Can you use square roots to solve all quadratic equations?

1 Answer
Dec 22, 2014

If the question is about using the square root directly against the equation, the answer is definitely NO.

However, with certain transformation of a given equation into a different but equivalent form it is possible. Here is the idea.

Assume, for example, the same equation as analyzed in the previous answer:
#x^2+x=63#

If we could transform it to something like #y^2=b# then the square root of both sides would deliver a solution.
So, let's transform our equation to this form.
Expression #x^2+x# is not a square of anything, but #x^2+x+1/4# is a square of #x+1/2# because
#(x+1/2)^2=x^2+2*x*1/2+1/4=x^2+x+1/4#

Therefore, it is reasonable to transform the original equation into
#(x+1/2)^2-1/4=63# or
#(x+1/2)^2=253/4#
From the last equation, which is absolutely equivalent to the original one, using the operation of the square root, we derive two linear equations:
#x+1/2=sqrt(253)/2# and #x+1/2=-sqrt(253)/2#

So, two solutions are:
#x=(-1+sqrt(253))/2# and #x=(-1-sqrt(253))/2#

The above method is pretty universal and handy if you don't remember a formula for solutions of a quadratic equation.
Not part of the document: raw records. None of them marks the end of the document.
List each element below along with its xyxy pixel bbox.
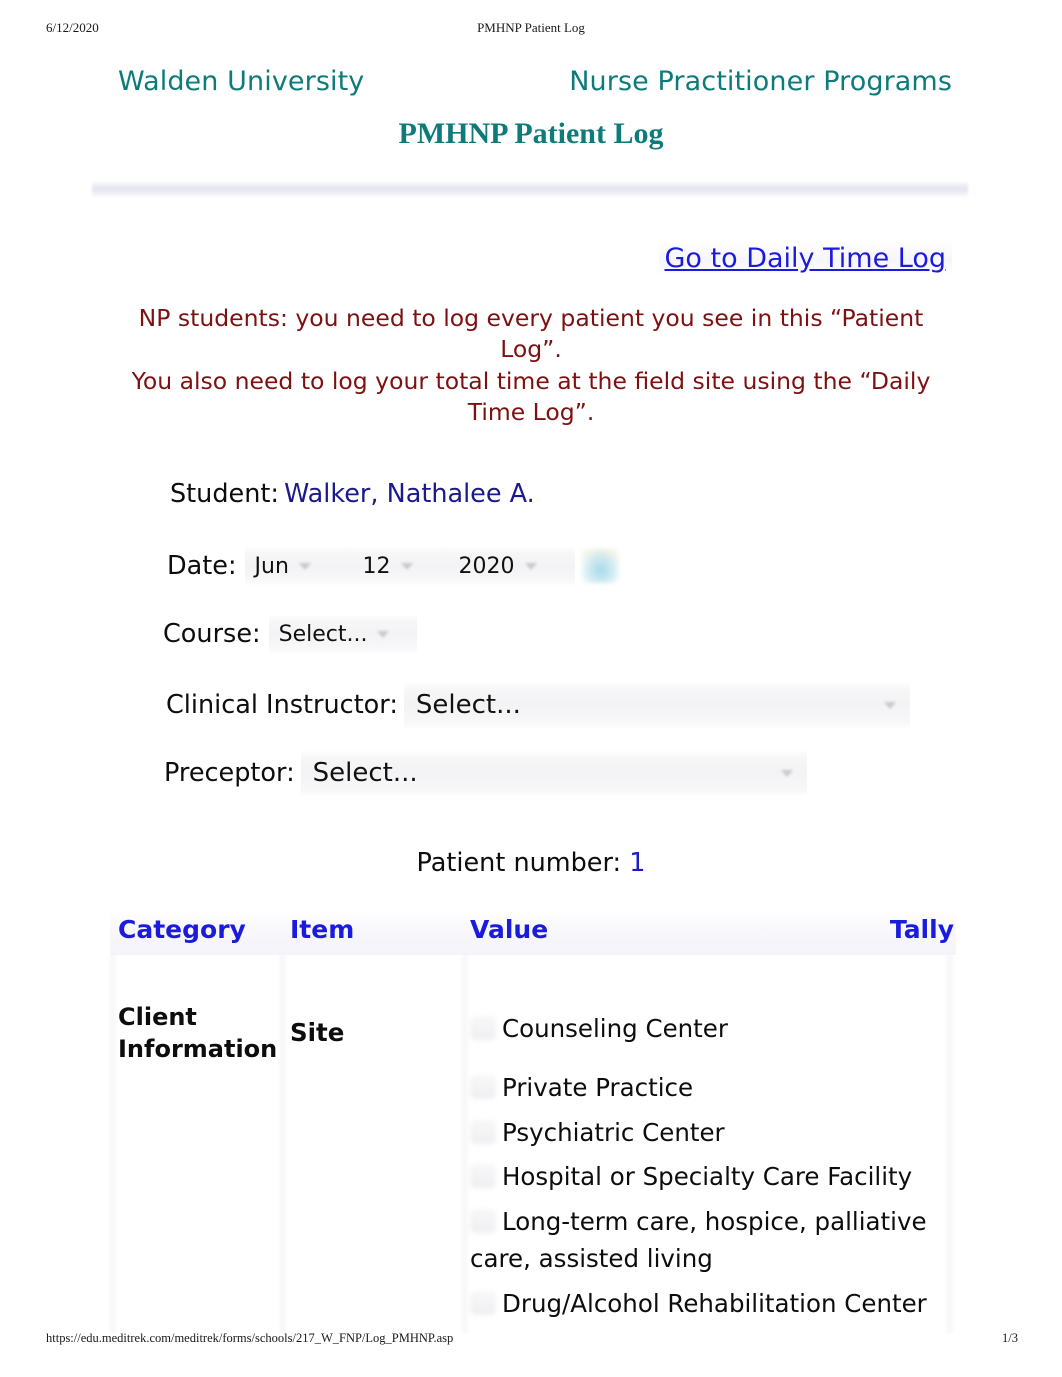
table-header-row: Category Item Value Tally [110, 910, 956, 955]
option-row[interactable]: Hospital or Specialty Care Facility [470, 1159, 940, 1196]
option-row[interactable]: Long-term care, hospice, palliative care… [470, 1204, 940, 1278]
patient-log-table: Category Item Value Tally Client Informa… [108, 910, 956, 1335]
column-separator [460, 955, 470, 1333]
branding-row: Walden University Nurse Practitioner Pro… [96, 66, 966, 106]
notice-text: NP students: you need to log every patie… [110, 303, 952, 428]
date-year-select[interactable]: 2020 [448, 546, 575, 586]
print-footer-url: https://edu.meditrek.com/meditrek/forms/… [46, 1331, 454, 1345]
column-header-value: Value [470, 915, 549, 944]
date-row: Date: Jun 12 2020 [167, 546, 619, 586]
notice-line-1: NP students: you need to log every patie… [138, 304, 924, 364]
student-label: Student: [170, 479, 279, 509]
checkbox-icon[interactable] [470, 1290, 496, 1315]
date-month-value: Jun [254, 553, 289, 579]
option-label: Drug/Alcohol Rehabilitation Center [502, 1288, 927, 1318]
option-row[interactable]: Private Practice [470, 1070, 940, 1107]
chevron-down-icon [377, 630, 390, 638]
option-label: Private Practice [502, 1072, 694, 1102]
chevron-down-icon [780, 769, 793, 777]
horizontal-divider [92, 181, 968, 198]
option-row[interactable]: Psychiatric Center [470, 1115, 940, 1152]
checkbox-icon[interactable] [470, 1016, 496, 1040]
patient-number: Patient number: 1 [0, 848, 1062, 878]
date-day-select[interactable]: 12 [352, 546, 449, 586]
student-name-value: Walker, Nathalee A. [284, 479, 535, 509]
chevron-down-icon [298, 562, 311, 570]
column-header-tally: Tally [889, 915, 954, 944]
course-row: Course: Select... [163, 614, 417, 654]
go-to-daily-time-log-link[interactable]: Go to Daily Time Log [658, 241, 952, 276]
clinical-instructor-label: Clinical Instructor: [166, 690, 398, 720]
checkbox-icon[interactable] [470, 1074, 496, 1099]
course-selected-value: Select... [278, 621, 368, 647]
program-name: Nurse Practitioner Programs [569, 66, 952, 97]
option-label: Hospital or Specialty Care Facility [502, 1162, 913, 1192]
cell-item: Site [290, 1018, 345, 1047]
column-separator [945, 955, 955, 1333]
date-year-value: 2020 [458, 553, 515, 579]
option-label: Psychiatric Center [502, 1117, 725, 1147]
preceptor-label: Preceptor: [164, 758, 295, 788]
chevron-down-icon [883, 701, 896, 709]
option-row[interactable]: Drug/Alcohol Rehabilitation Center [470, 1286, 940, 1323]
date-label: Date: [167, 551, 237, 581]
university-name: Walden University [118, 66, 365, 97]
date-month-select[interactable]: Jun [244, 546, 353, 586]
column-header-item: Item [290, 915, 355, 944]
checkbox-icon[interactable] [470, 1119, 496, 1144]
course-select[interactable]: Select... [268, 614, 417, 654]
patient-number-label: Patient number: [416, 848, 622, 878]
page-title: PMHNP Patient Log [398, 117, 664, 150]
preceptor-select[interactable]: Select... [300, 749, 807, 797]
chevron-down-icon [400, 562, 413, 570]
column-separator [108, 955, 118, 1333]
cell-category: Client Information [118, 1003, 278, 1064]
cell-value-options: Counseling Center Private Practice Psych… [470, 1011, 940, 1330]
column-separator [278, 955, 288, 1333]
clinical-instructor-row: Clinical Instructor: Select... [166, 681, 910, 729]
clinical-instructor-selected-value: Select... [415, 690, 521, 720]
document-page: Walden University Nurse Practitioner Pro… [0, 0, 1062, 1377]
course-label: Course: [163, 619, 261, 649]
preceptor-selected-value: Select... [312, 758, 418, 788]
date-day-value: 12 [362, 553, 391, 579]
table-row: Client Information Site Counseling Cente… [108, 955, 956, 1335]
print-footer-page-number: 1/3 [1002, 1331, 1018, 1345]
column-header-category: Category [118, 915, 246, 944]
chevron-down-icon [524, 562, 537, 570]
preceptor-row: Preceptor: Select... [164, 749, 807, 797]
checkbox-icon[interactable] [470, 1164, 496, 1189]
option-label: Counseling Center [502, 1014, 728, 1043]
calendar-icon[interactable] [580, 549, 619, 583]
option-label: Long-term care, hospice, palliative care… [470, 1207, 927, 1273]
print-footer: https://edu.meditrek.com/meditrek/forms/… [0, 1331, 1062, 1351]
patient-number-value: 1 [629, 848, 646, 878]
clinical-instructor-select[interactable]: Select... [403, 681, 910, 729]
option-row[interactable]: Counseling Center [470, 1011, 940, 1048]
notice-line-2: You also need to log your total time at … [131, 366, 931, 426]
checkbox-icon[interactable] [470, 1209, 496, 1233]
student-row: Student: Walker, Nathalee A. [170, 479, 535, 509]
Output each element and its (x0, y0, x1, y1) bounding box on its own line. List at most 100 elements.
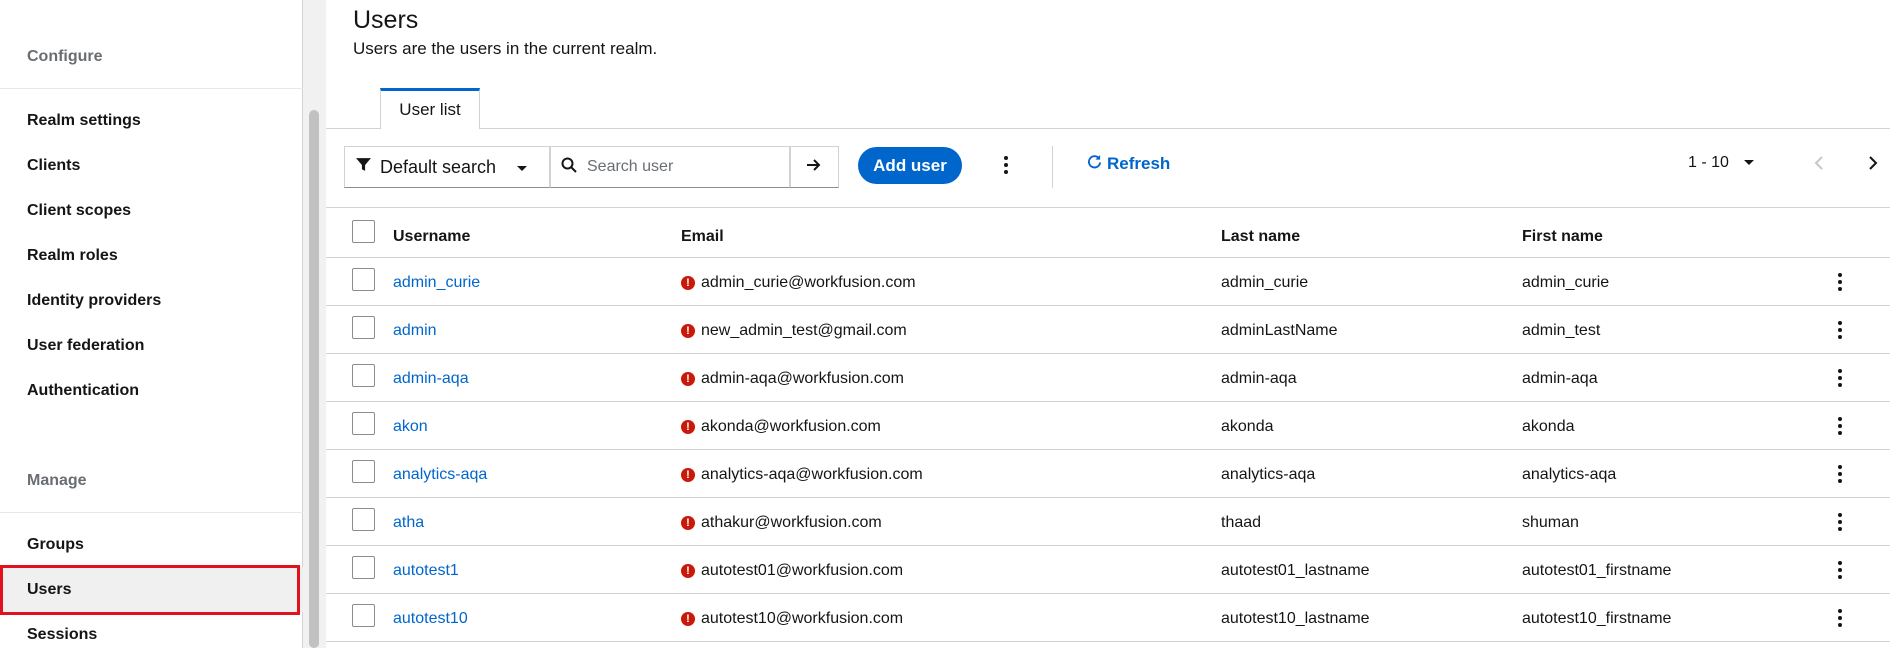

Let me illustrate this with another example.
#-3x^2+2x+8=0#

Step 1. Divide everything by #-3# to have #x^2# with a multiplier #1#:
#x^2-2/3x-8/3=0#

Step 2. Since a coefficient at #x# is #-2/3#, use #(x-1/3)^2# in a transformed equation:
#(x-1/3)^2-1/9-8/3=0# or
#(x-1/3)^2=25/9#

Step 3. Use square root:
#x-1/3=5/3# and #x-1/3=-5/3#

Step 4. Solutions:
#x=6/3=2# and #x=-4/3#